わたくしは上級貴族の娘ですわよ。子飼いの瓦版工房の一つや二つ持っていますわ。今回はお借りした情報から住所、氏名、年齢とやっていたことを一覧表にして、号外として無料配布いたしました」


 特急で作らせたから、お昼前には城下町のあちこちで配られた。

 もう王都で彼女らを雇うところはない。


「個人情報だけど、いいわよね」

「個人情報保護法なんてこちら異世界にはないのよ。気にするだけ無駄」


 コソコソと訳の分からないことを話している娘たち。

 もしかしたら王都冒険者ギルドは物凄い大物を釣り上げたのかも知れない

 ギルマスはこの新人たちをどう育てようかと考えを巡らせた。



 カタンと音がして、皇太子執務机に羽根に結びつけられた文が届く。

 金髪の青年はそれを手に取ると羽根の根本を見る。


「赤、緊急案件ですか」

「何があった、ライ ?」


 解いた文を読むライの顔は強張っている。


「動きましたよ、総裁が。王宮侍女が数名行方不明です」

「エリカたちに食材を届けていた娘たちか ?」


 広げて渡された文を読むファー。

 こちらも表情がきつくなる。


「人手が足りない貴族の屋敷に臨時で派遣。

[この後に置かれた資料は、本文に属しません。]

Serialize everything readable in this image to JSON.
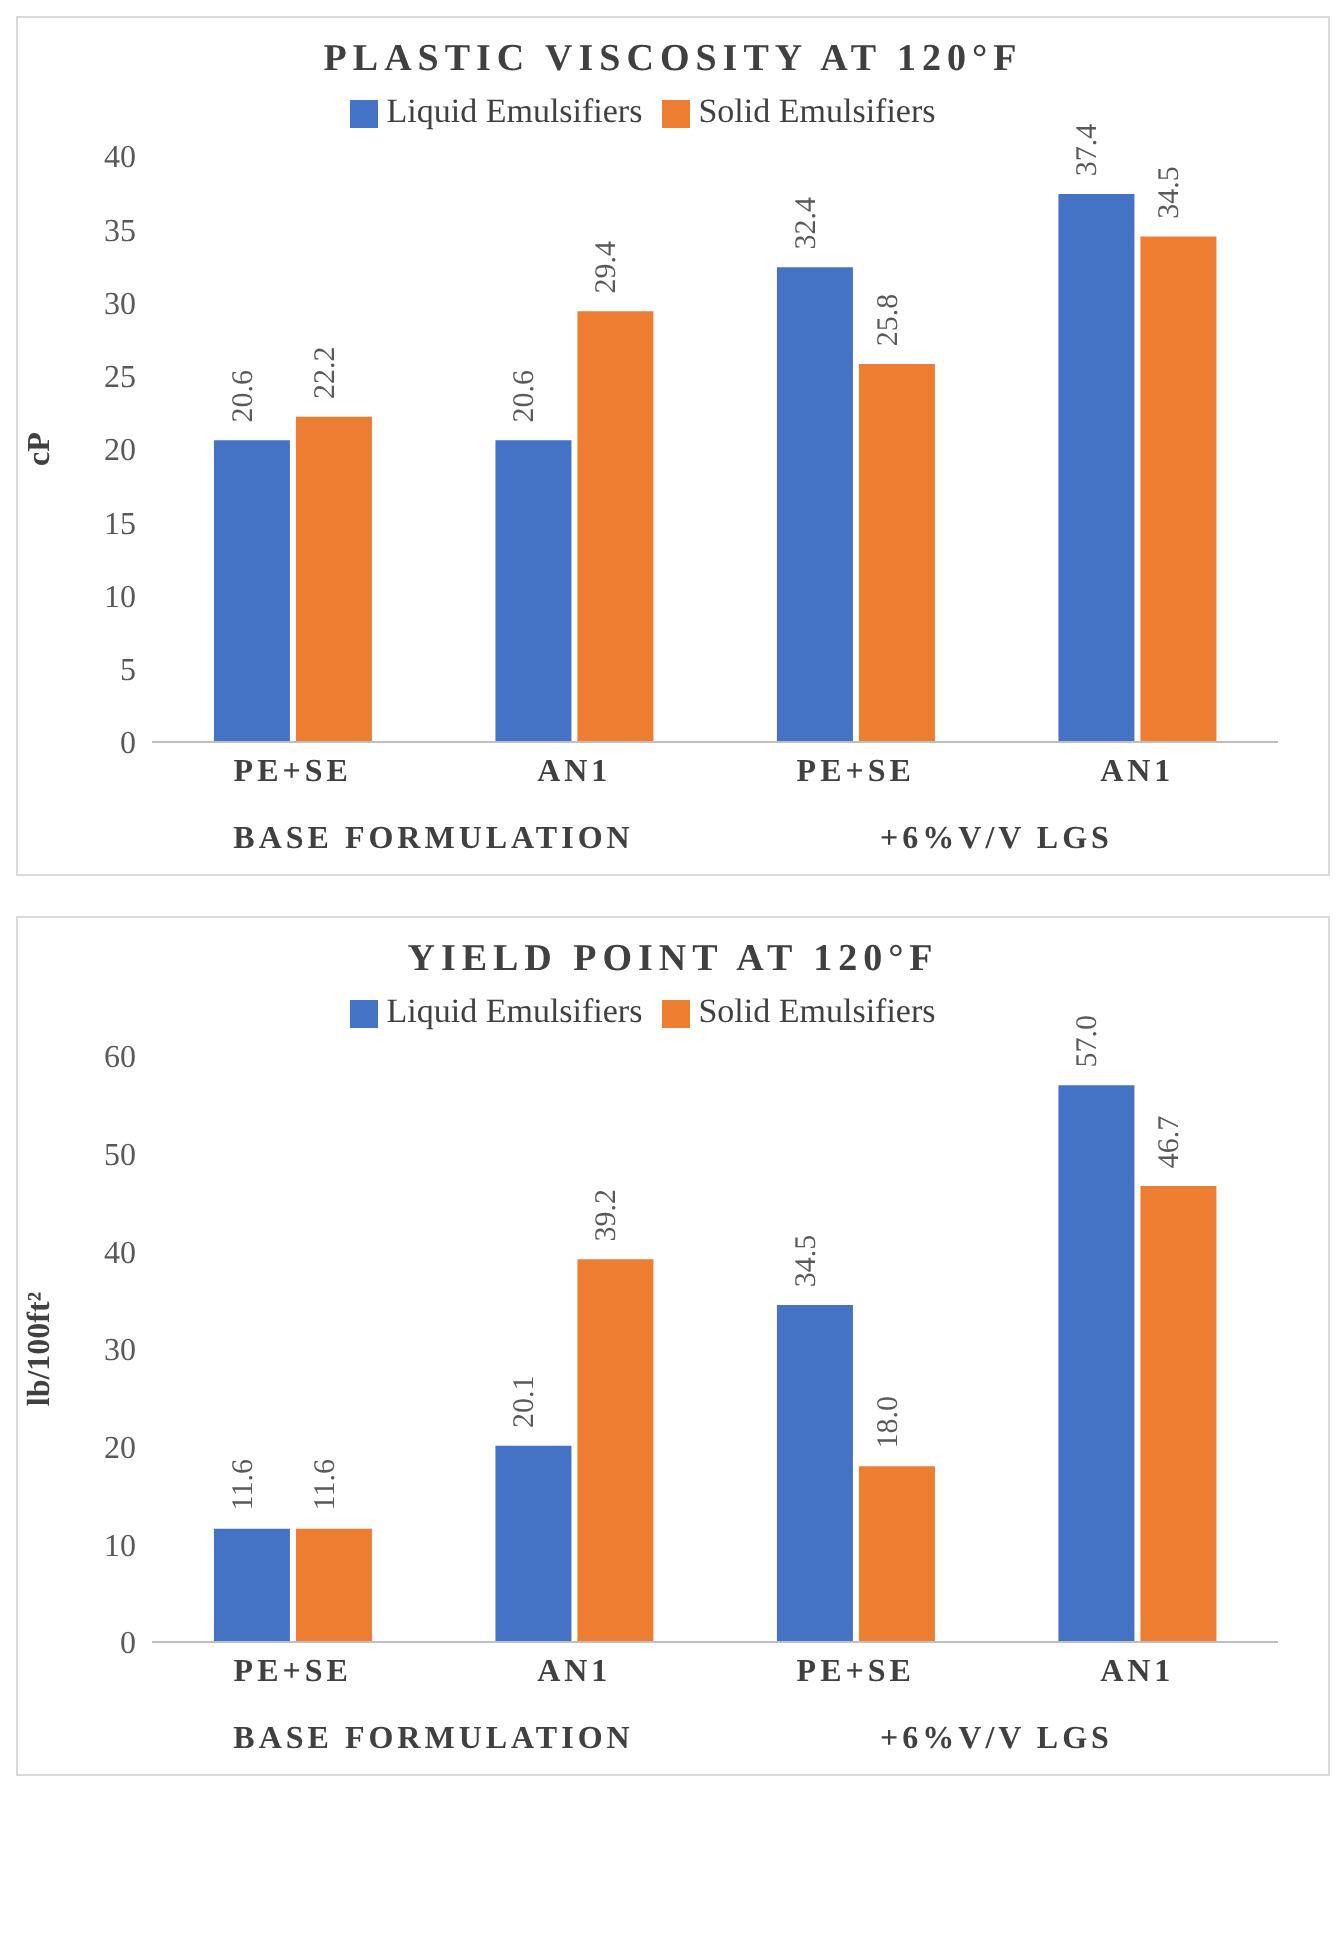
{
  "chart_data": [
    {
      "type": "bar",
      "title": "PLASTIC VISCOSITY AT 120°F",
      "ylabel": "cP",
      "categories": [
        "PE+SE",
        "AN1",
        "PE+SE",
        "AN1"
      ],
      "series": [
        {
          "name": "Liquid Emulsifiers",
          "color": "#4472c4",
          "values": [
            20.6,
            20.6,
            32.4,
            37.4
          ]
        },
        {
          "name": "Solid Emulsifiers",
          "color": "#ed7d31",
          "values": [
            22.2,
            29.4,
            25.8,
            34.5
          ]
        }
      ],
      "ylim": [
        0,
        40
      ],
      "yticks": [
        0,
        5,
        10,
        15,
        20,
        25,
        30,
        35,
        40
      ],
      "legend": "top",
      "data_labels": true,
      "annotations": [
        "BASE FORMULATION",
        "+6%V/V LGS"
      ]
    },
    {
      "type": "bar",
      "title": "YIELD POINT AT 120°F",
      "ylabel": "lb/100ft²",
      "categories": [
        "PE+SE",
        "AN1",
        "PE+SE",
        "AN1"
      ],
      "series": [
        {
          "name": "Liquid Emulsifiers",
          "color": "#4472c4",
          "values": [
            11.6,
            20.1,
            34.5,
            57.0
          ],
          "value_labels": [
            "11.6",
            "20.1",
            "34.5",
            "57.0"
          ]
        },
        {
          "name": "Solid Emulsifiers",
          "color": "#ed7d31",
          "values": [
            11.6,
            39.2,
            18.0,
            46.7
          ],
          "value_labels": [
            "11.6",
            "39.2",
            "18.0",
            "46.7"
          ]
        }
      ],
      "ylim": [
        0,
        60
      ],
      "yticks": [
        0,
        10,
        20,
        30,
        40,
        50,
        60
      ],
      "legend": "top",
      "annotations": [
        "BASE FORMULATION",
        "+6%V/V LGS"
      ]
    }
  ]
}
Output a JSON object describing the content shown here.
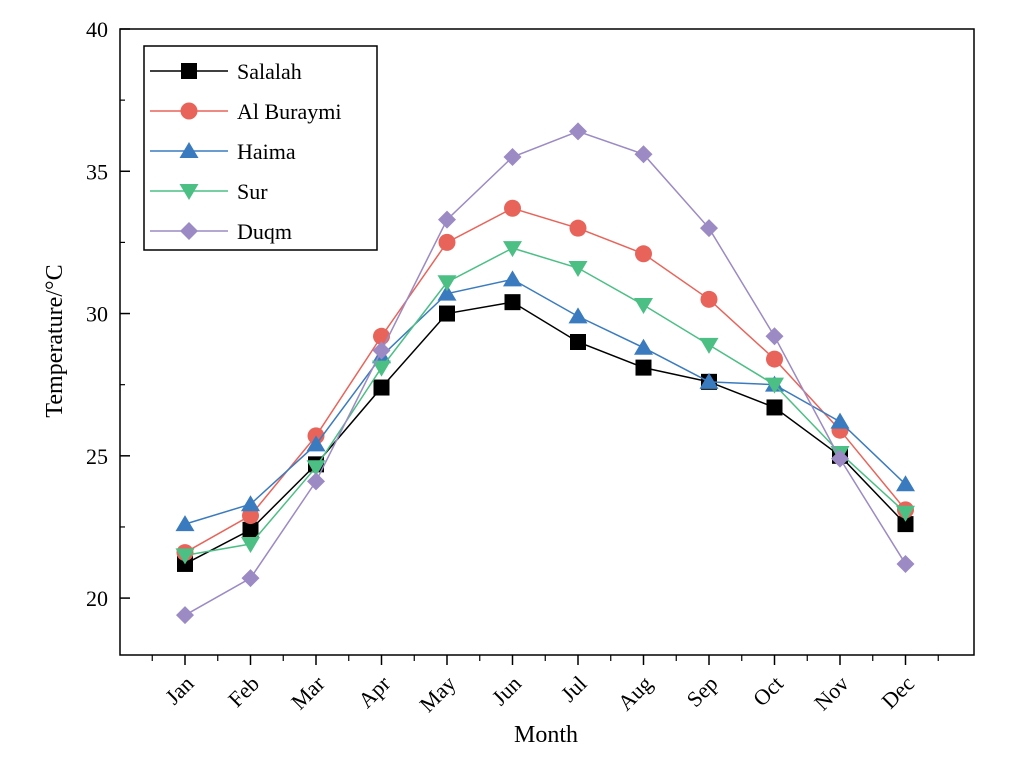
{
  "chart_data": {
    "type": "line",
    "title": "",
    "xlabel": "Month",
    "ylabel": "Temperature/°C",
    "categories": [
      "Jan",
      "Feb",
      "Mar",
      "Apr",
      "May",
      "Jun",
      "Jul",
      "Aug",
      "Sep",
      "Oct",
      "Nov",
      "Dec"
    ],
    "ylim": [
      18,
      40
    ],
    "yticks": [
      20,
      25,
      30,
      35,
      40
    ],
    "grid": false,
    "legend_position": "top-left",
    "series": [
      {
        "name": "Salalah",
        "color": "#000000",
        "marker": "square",
        "values": [
          21.2,
          22.4,
          24.7,
          27.4,
          30.0,
          30.4,
          29.0,
          28.1,
          27.6,
          26.7,
          25.0,
          22.6
        ]
      },
      {
        "name": "Al Buraymi",
        "color": "#e8645a",
        "marker": "circle",
        "values": [
          21.6,
          22.9,
          25.7,
          29.2,
          32.5,
          33.7,
          33.0,
          32.1,
          30.5,
          28.4,
          25.9,
          23.1
        ]
      },
      {
        "name": "Haima",
        "color": "#3a7bbf",
        "marker": "triangle-up",
        "values": [
          22.6,
          23.3,
          25.4,
          28.5,
          30.7,
          31.2,
          29.9,
          28.8,
          27.6,
          27.5,
          26.2,
          24.0
        ]
      },
      {
        "name": "Sur",
        "color": "#4cbf85",
        "marker": "triangle-down",
        "values": [
          21.5,
          21.9,
          24.6,
          28.1,
          31.1,
          32.3,
          31.6,
          30.3,
          28.9,
          27.5,
          25.1,
          23.0
        ]
      },
      {
        "name": "Duqm",
        "color": "#9b8ac4",
        "marker": "diamond",
        "values": [
          19.4,
          20.7,
          24.1,
          28.7,
          33.3,
          35.5,
          36.4,
          35.6,
          33.0,
          29.2,
          24.9,
          21.2
        ]
      }
    ]
  }
}
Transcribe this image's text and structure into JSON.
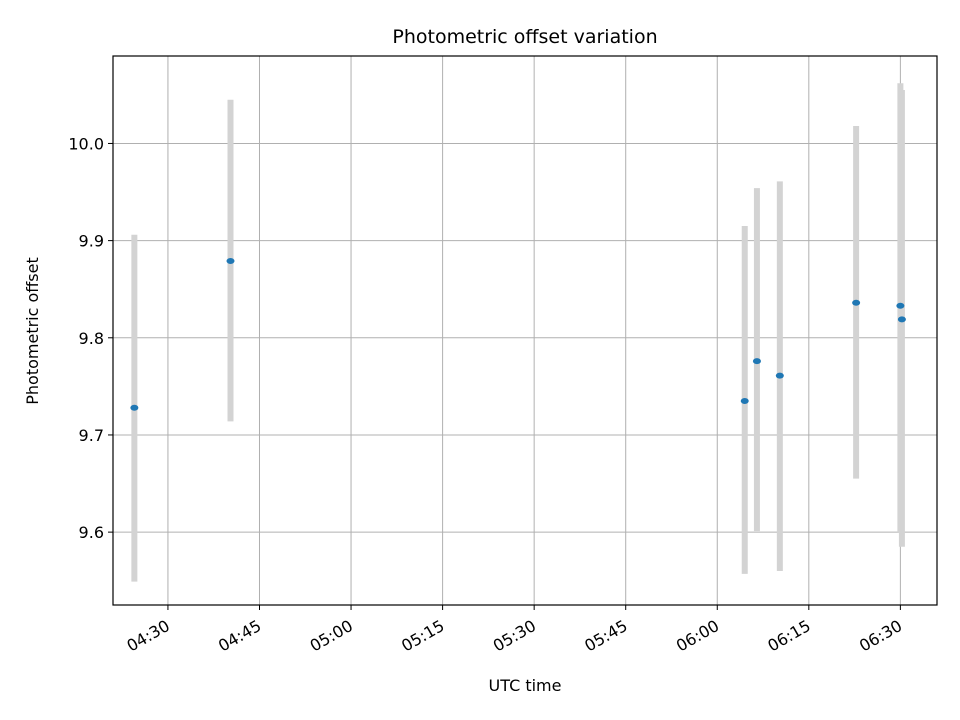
{
  "chart_data": {
    "type": "scatter",
    "title": "Photometric offset variation",
    "xlabel": "UTC time",
    "ylabel": "Photometric offset",
    "x_axis_type": "time",
    "xlim": [
      "04:21",
      "06:36"
    ],
    "ylim": [
      9.525,
      10.09
    ],
    "x_ticks": [
      "04:30",
      "04:45",
      "05:00",
      "05:15",
      "05:30",
      "05:45",
      "06:00",
      "06:15",
      "06:30"
    ],
    "y_ticks": [
      9.6,
      9.7,
      9.8,
      9.9,
      10.0
    ],
    "y_tick_labels": [
      "9.6",
      "9.7",
      "9.8",
      "9.9",
      "10.0"
    ],
    "grid": true,
    "colors": {
      "point": "#1f77b4",
      "errorbar": "#d3d3d3",
      "grid": "#b0b0b0"
    },
    "points": [
      {
        "x": "04:24:30",
        "y": 9.728,
        "y_low": 9.549,
        "y_high": 9.906
      },
      {
        "x": "04:40:15",
        "y": 9.879,
        "y_low": 9.714,
        "y_high": 10.045
      },
      {
        "x": "06:04:30",
        "y": 9.735,
        "y_low": 9.557,
        "y_high": 9.915
      },
      {
        "x": "06:06:30",
        "y": 9.776,
        "y_low": 9.601,
        "y_high": 9.954
      },
      {
        "x": "06:10:15",
        "y": 9.761,
        "y_low": 9.56,
        "y_high": 9.961
      },
      {
        "x": "06:22:45",
        "y": 9.836,
        "y_low": 9.655,
        "y_high": 10.018
      },
      {
        "x": "06:30:00",
        "y": 9.833,
        "y_low": 9.6,
        "y_high": 10.062
      },
      {
        "x": "06:30:15",
        "y": 9.819,
        "y_low": 9.585,
        "y_high": 10.055
      }
    ]
  }
}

だがその屋敷に本人たちはおろか馬車も到着していないとは」

「馭者は間違いなく屋敷近くで降ろしたと言っています」


 だがそれっきり行方が知れない。

 侍女たちについていたお庭番からは、突然姿が消えたと報告があった。

 そしてたまたま城下町にいたお庭番は、突然現れたと言う。

 今は城下町の隅っこの屋敷にいるとのこと。

 お庭番数名が常時監視している。


「お庭番の調査では貴族街ではなく城下町にいるそうですが、移動方法がわからないようですね」

「貴族街の門を通らずに城下町になんて、そんなことできるのか」


 門では出入りを厳しく控えている。

 ナアナアで済まされることはなく、所属と氏名はもちろん、目的も書いて提出しないと通してもらえない。

 そこをどうやって ?


「あ」

「まさか」


 二人の脳裏に浮かんだのは、例の二人の少女の顔だった。